Dans cette soirée malheureuse où j'aurais eu le plus besoin d'eux, les copains étaient introuvables. Le sentiment d'avoir agi comme une brute, le désarroi de mes pensées, le souvenir du visage meurtri de mon petit garçon et des larmes de ma femme hantaient mon esprit. Vivement la joyeuse bande ! Mais où donc pouvaient-ils bien être ?

L'argent volé dans les tirelires de mes enfants ne contribuait guère à me tranquilliser. Il fallait bien être un sacripant de la pire espèce pour se soûler avec ces quelques sous, le pauvre trésor de deux bambins...

La bière me montant à la tête, je me mis à marmotter des menaces contre ma femme. Elle ne me quitterait pas, je le savais bien. Je résolus de lui donner une bonne correction, ce que je n'avais jamais fait. Mais moi aussi, je sentais bien que je n'oserais jamais. Au contraire, je redoutais de me retrouver face à face avec elle après l'odieux incident de l'après-midi.

Comme j'étais là à réfléchir, l'estaminet commença à m'apparaître sous son vrai jour, avec ses réclames vulgaires et ses appâts trompeurs. Toute gaîté s'en était allée. Je n'avais plus d'argent, plus d'amis; et cet esclavage de la boisson ne me donnait plus que de l'amertume.

Soudain, la conscience me vint de la ruine irrémédiable, de l'affreuse désolation qui menaçait ma vie. J'avais oublié toutes mes promesses, trompé la confiance de tous mes amis. Personne ne se fiait plus à moi, personne ne me respectait plus. De sombres jours m'attendaient...

Le plus terrible, c'est que je n'avais plus même foi en moi. Quelque chose me disait que jamais je ne renoncerais au vol et à la boisson. Ça ne valait plus la peine de vivre...
La Tamise n'était pas loin, roulant ses eaux profondes et ténébreuses vers la mer. Le clapotis de l'eau contre le quai faisait dans ma tête perdue comme une tranquille invitation : « Viens, et finis-en une fois pour toutes... »
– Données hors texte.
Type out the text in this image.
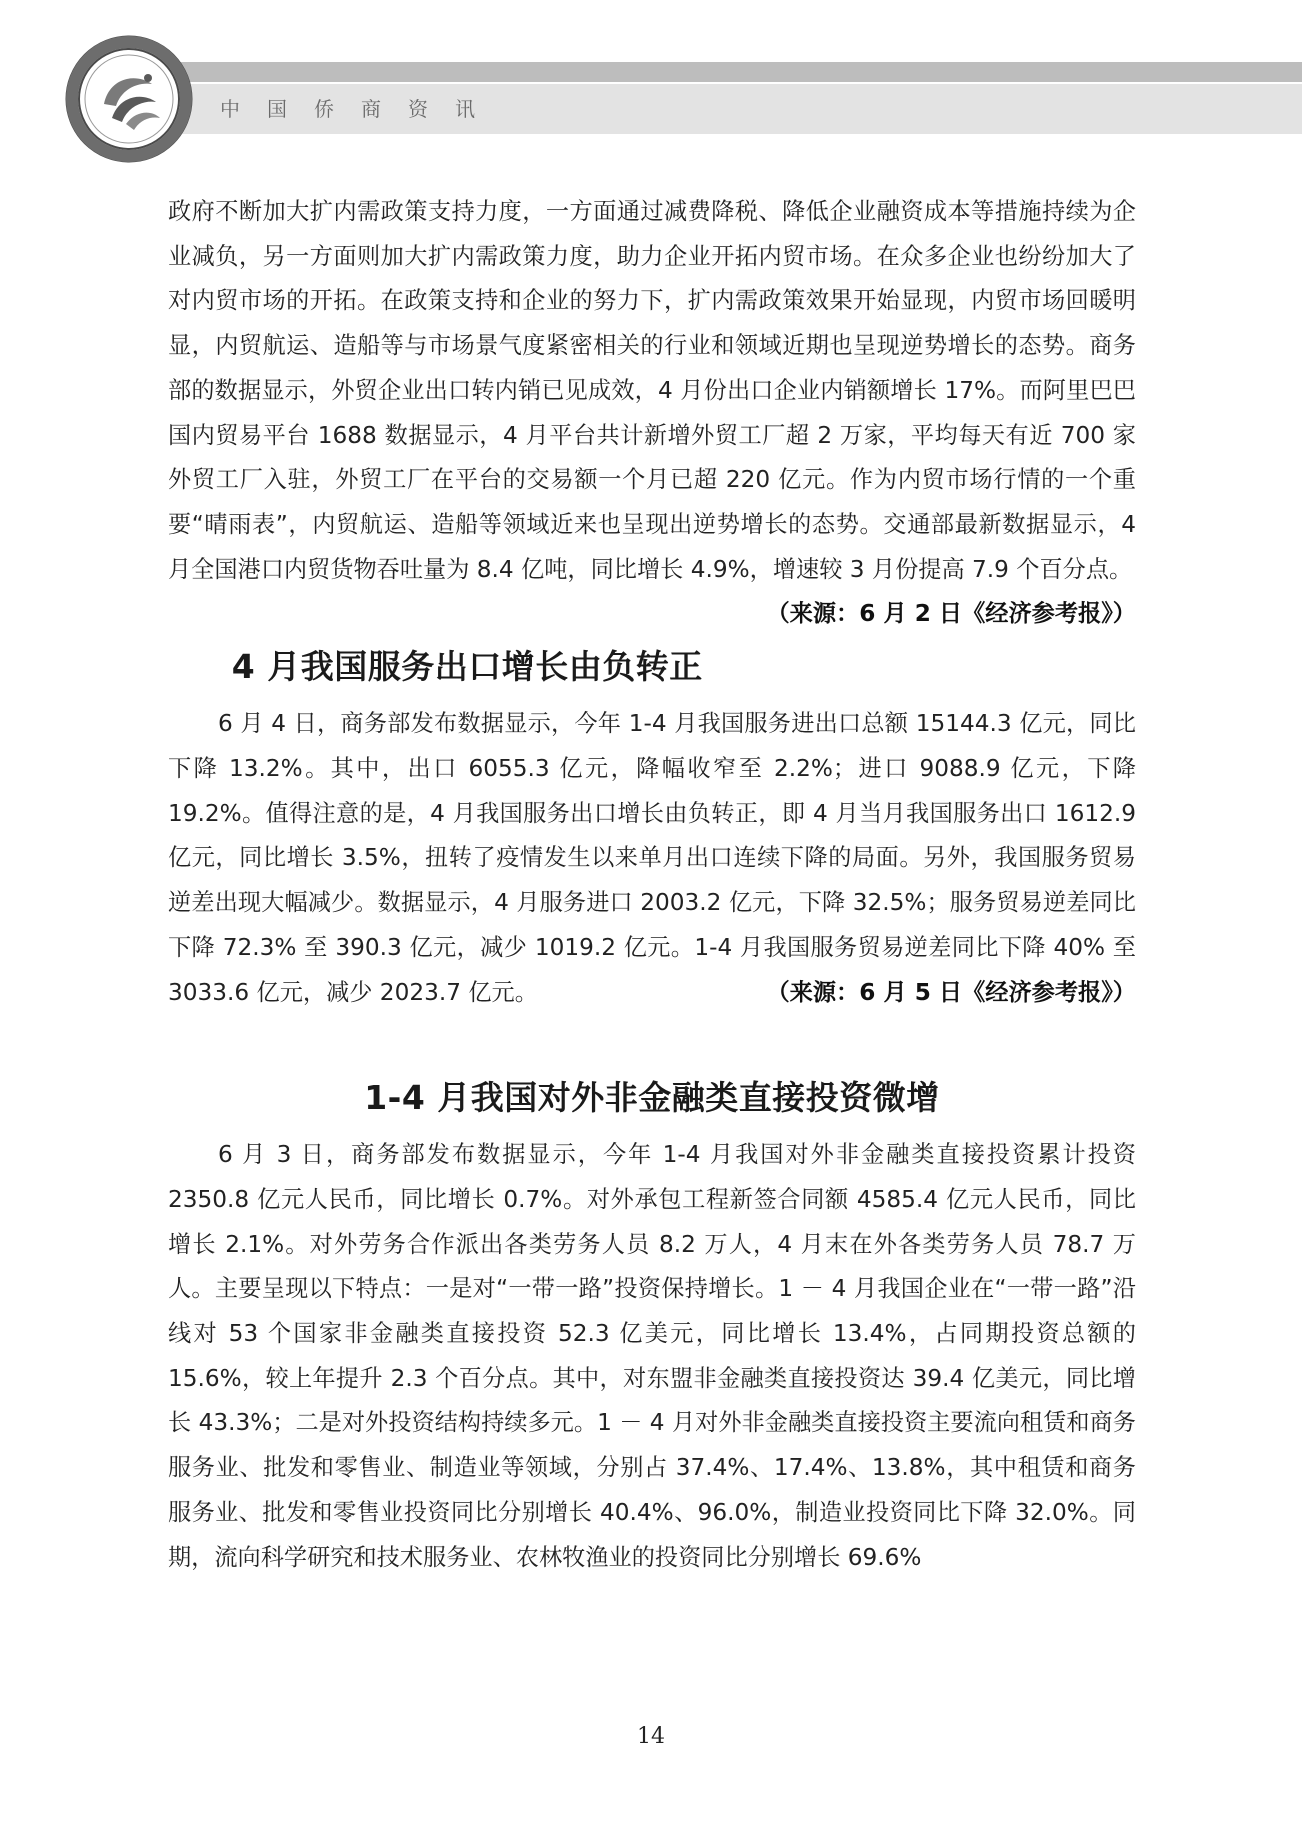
中国侨商资讯

政府不断加大扩内需政策支持力度，一方面通过减费降税、降低企业融资成本等措施持续为企业减负，另一方面则加大扩内需政策力度，助力企业开拓内贸市场。在众多企业也纷纷加大了对内贸市场的开拓。在政策支持和企业的努力下，扩内需政策效果开始显现，内贸市场回暖明显，内贸航运、造船等与市场景气度紧密相关的行业和领域近期也呈现逆势增长的态势。商务部的数据显示，外贸企业出口转内销已见成效，4 月份出口企业内销额增长 17%。而阿里巴巴国内贸易平台 1688 数据显示，4 月平台共计新增外贸工厂超 2 万家，平均每天有近 700 家外贸工厂入驻，外贸工厂在平台的交易额一个月已超 220 亿元。作为内贸市场行情的一个重要“晴雨表”，内贸航运、造船等领域近来也呈现出逆势增长的态势。交通部最新数据显示，4 月全国港口内贸货物吞吐量为 8.4 亿吨，同比增长 4.9%，增速较 3 月份提高 7.9 个百分点。
（来源：6 月 2 日《经济参考报》）

4 月我国服务出口增长由负转正

6 月 4 日，商务部发布数据显示，今年 1-4 月我国服务进出口总额 15144.3 亿元，同比下降 13.2%。其中，出口 6055.3 亿元，降幅收窄至 2.2%；进口 9088.9 亿元，下降 19.2%。值得注意的是，4 月我国服务出口增长由负转正，即 4 月当月我国服务出口 1612.9 亿元，同比增长 3.5%，扭转了疫情发生以来单月出口连续下降的局面。另外，我国服务贸易逆差出现大幅减少。数据显示，4 月服务进口 2003.2 亿元，下降 32.5%；服务贸易逆差同比下降 72.3% 至 390.3 亿元，减少 1019.2 亿元。1-4 月我国服务贸易逆差同比下降 40% 至 3033.6 亿元，减少 2023.7 亿元。	（来源：6 月 5 日《经济参考报》）

1-4 月我国对外非金融类直接投资微增

6 月 3 日，商务部发布数据显示，今年 1-4 月我国对外非金融类直接投资累计投资 2350.8 亿元人民币，同比增长 0.7%。对外承包工程新签合同额 4585.4 亿元人民币，同比增长 2.1%。对外劳务合作派出各类劳务人员 8.2 万人，4 月末在外各类劳务人员 78.7 万人。主要呈现以下特点：一是对“一带一路”投资保持增长。1 － 4 月我国企业在“一带一路”沿线对 53 个国家非金融类直接投资 52.3 亿美元，同比增长 13.4%，占同期投资总额的 15.6%，较上年提升 2.3 个百分点。其中，对东盟非金融类直接投资达 39.4 亿美元，同比增长 43.3%；二是对外投资结构持续多元。1 － 4 月对外非金融类直接投资主要流向租赁和商务服务业、批发和零售业、制造业等领域，分别占 37.4%、17.4%、13.8%，其中租赁和商务服务业、批发和零售业投资同比分别增长 40.4%、96.0%，制造业投资同比下降 32.0%。同期，流向科学研究和技术服务业、农林牧渔业的投资同比分别增长 69.6%

14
Je sortis dans la nuit. Avais-je l'idée de mettre fin à mes jours ? Je ne puis le dire. J'étais à moitié ivre et fatigué, très fatigué de vivre. J'étais sûr de ne jamais pouvoir me tirer de la situation désespérée où mes égarements m'avaient mis. La force me manquait pour faire machine arrière et personne ne pouvait me la donner.

Tout à coup j'entendis chanter. On pouvait suivre la mélodie et les paroles :

«Jésus a dit : venez à moi,
Coeurs travaillés, chargés ! »

... Tout ce dont je me souviens ensuite, c'est que je me suis trouvé dans la salle de l'Armée du Salut. Les Salutistes connaissaient bien ma femme et ils avaient souvent prié avec elle pour mon salut. Aussi, ils étaient au comble de la joie de me voir à leur réunion. J'étais précisément le type d'individus auxquels ils s'intéressaient. Sur-le-champ, ils se mirent à prier pour moi.

Aussitôt, je me levai et sortis. J'errai quelques instants dans la rue, étourdi, chancelant, misérable. Puis, mécaniquement, je rentrai dans la salle.

La réunion de prière et d'appel était en cours et je devins immédiatement le point de mire de l'intercession de la foi.

La raison de tant de prières pénétra peu à peu mon esprit. Il me devint évident que le moment décisif de ma vie était arrivé.

L'officier s'adressait tantôt à Dieu tantôt à moi: « Donnez au Seigneur l'occasion de vous sauver. Vous qui avez si bien servi le mal, essayez de servir Dieu aussi bien. »

Cet effort de persuasion se poursuivit longtemps. Le chant était émouvant, la prière intense et persistante. Mon corps tremblait sous la marée montante d'une émotion qu'en vain je cherchais à contenir. Des flots de regret passaient sur moi à la pensée de mon terrible train de vie; du gaspillage énorme de temps, de forces, d'affections qu'il avait causé, la lutte héroïque de ma brave femme; le genre de vie conjugale et de foyer que je lui offrais; mon ignoble conduite envers mes enfants - tout cela traversait mon esprit avec la lucidité de l'éclair, pendant que je me tenais collé à ma chaise et que se livrait la bataille de mon salut.

Il passa en moi comme la vision d'une haute montagne infranchissable. C'étaient tous les péchés de Harry Bass, toutes les habitudes, toutes les chaînes qui le retenaient captif. Jamais, il ne pourrait passer cette montagne et arriver à une vie nouvelle. Et alors il me sembla voir une ouverture se dessiner à travers la montagne, un passage qui menait de l'autre côté - le chemin, c'était Jésus-Christ.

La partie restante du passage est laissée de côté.